Jury deliberates on suit against Vail Resorts
Vail CO, Colorado
DENVER ” A jury in federal court began deliberations yesterday in a case that could cost Vail Resorts millions in damages.
A woman and her mother are suing the company for $1 million to $5 million in damages for hiring David Lorenzen, a ski instructor she claims sexually assaulted her when she was 17.
“Vail is 100-percent responsible for putting this snake in the lap of my client,” said John Pineau, the woman’s attorney, in his closing statement to the Denver jury yesterday.
The woman maintains the former Beaver Creek ski instructor raped her in January 2006 after she went to his apartment during a ski lesson. Lorenzen was acquitted of the rape by an Eagle County jury last year, but given probation for contributing to the delinquency of a minor.
Attorneys for Vail Resorts said Lorenzen wasn’t scheduled or paid to provide a ski lesson the day she claimed he raped her, and he was in violation of its policies after taking her off the slopes.

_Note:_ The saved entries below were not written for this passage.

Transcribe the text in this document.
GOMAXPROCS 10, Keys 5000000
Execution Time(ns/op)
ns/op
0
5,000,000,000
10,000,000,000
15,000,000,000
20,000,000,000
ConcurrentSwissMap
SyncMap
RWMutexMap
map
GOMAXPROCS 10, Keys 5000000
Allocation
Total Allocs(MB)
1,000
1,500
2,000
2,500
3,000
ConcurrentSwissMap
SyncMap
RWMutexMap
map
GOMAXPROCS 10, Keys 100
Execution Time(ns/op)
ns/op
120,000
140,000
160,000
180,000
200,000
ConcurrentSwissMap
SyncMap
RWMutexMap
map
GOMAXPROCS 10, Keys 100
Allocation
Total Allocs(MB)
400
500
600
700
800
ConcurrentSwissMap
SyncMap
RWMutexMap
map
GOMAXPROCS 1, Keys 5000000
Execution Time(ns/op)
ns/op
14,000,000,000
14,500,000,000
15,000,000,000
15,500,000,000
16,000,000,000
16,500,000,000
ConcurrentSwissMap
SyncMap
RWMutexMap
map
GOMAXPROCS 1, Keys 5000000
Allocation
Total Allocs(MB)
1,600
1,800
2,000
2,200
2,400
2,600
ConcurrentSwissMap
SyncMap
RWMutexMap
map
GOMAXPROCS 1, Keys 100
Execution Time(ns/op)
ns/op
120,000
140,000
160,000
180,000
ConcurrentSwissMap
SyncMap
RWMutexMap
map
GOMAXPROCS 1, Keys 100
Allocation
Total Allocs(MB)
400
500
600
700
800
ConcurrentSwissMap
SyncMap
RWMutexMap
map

“Most of what David Lorenzen did that day violated the policies of Vail,” said Edwin Aro, attorney for Vail Resorts, said in his closing statement to the jury. “In fact, it was exactly the opposite of what Vail told (their ski instructors) to do.”
Aro presented a Vail police statement to the jury made by the woman after the incident, in which she wrote, “Dave happened to have the day off,” the day she was raped.
“There’s no question David Lorenzen made some horrible choices on Jan. 7, 2006,” said Aro. “The question is whether Vail shares responsibility with the decisions he made that day.”
Lorenzen had spent eight years working with the Florida family as a ski instructor whenever they came to Colorado for winter vacations, said the woman’s 22-year-old sister.
Aro asked the jury to remember the sister during their deliberations, who said in her testimony at the trial she never saw the rape coming.
“If (the woman’s sister) didn’t foresee what (Lorenzen) did, how could Vail foresee what he did?” said Aro.
Pineau told the jury the sister, who had been “hit on” by Lorenzen before the incident, assumed his advances were towards her alone.
“(The sister) makes the mistake of assuming sexual interest in her was sexual interest in her,” he said. “Not her baby sister.”
Lorenzen has an arrest record dating back to 1989 for possession of marijuana, criminal mischief, trespassing, vehicle theft and contempt of court, as well as DUIs in 1994, 1995, 2000 and 2002.
Aro said Vail Resorts did a background check on Lorenzen December 2004, which revealed his conviction for DUI in 2002 and 2003.
Pineau argued that if Vail had disclosed Lorenzen’s criminal background to the woman, the incident would have never happened.
“David Lorenzen was by no means a surprise to Vail by January 2006,” said Pineau. “If Vail had been honest, this would have never happened.”
Pineau said a large financial judgment for his client may prevent such an incident from happening again.
“If you go cheap, this will repeat,” Pineau said to the jury. “If Vail was your child, you would want them to be corrected so they don’t do it again. A six-figure judgment is not going to do this.”
The jury will continue to deliberate today.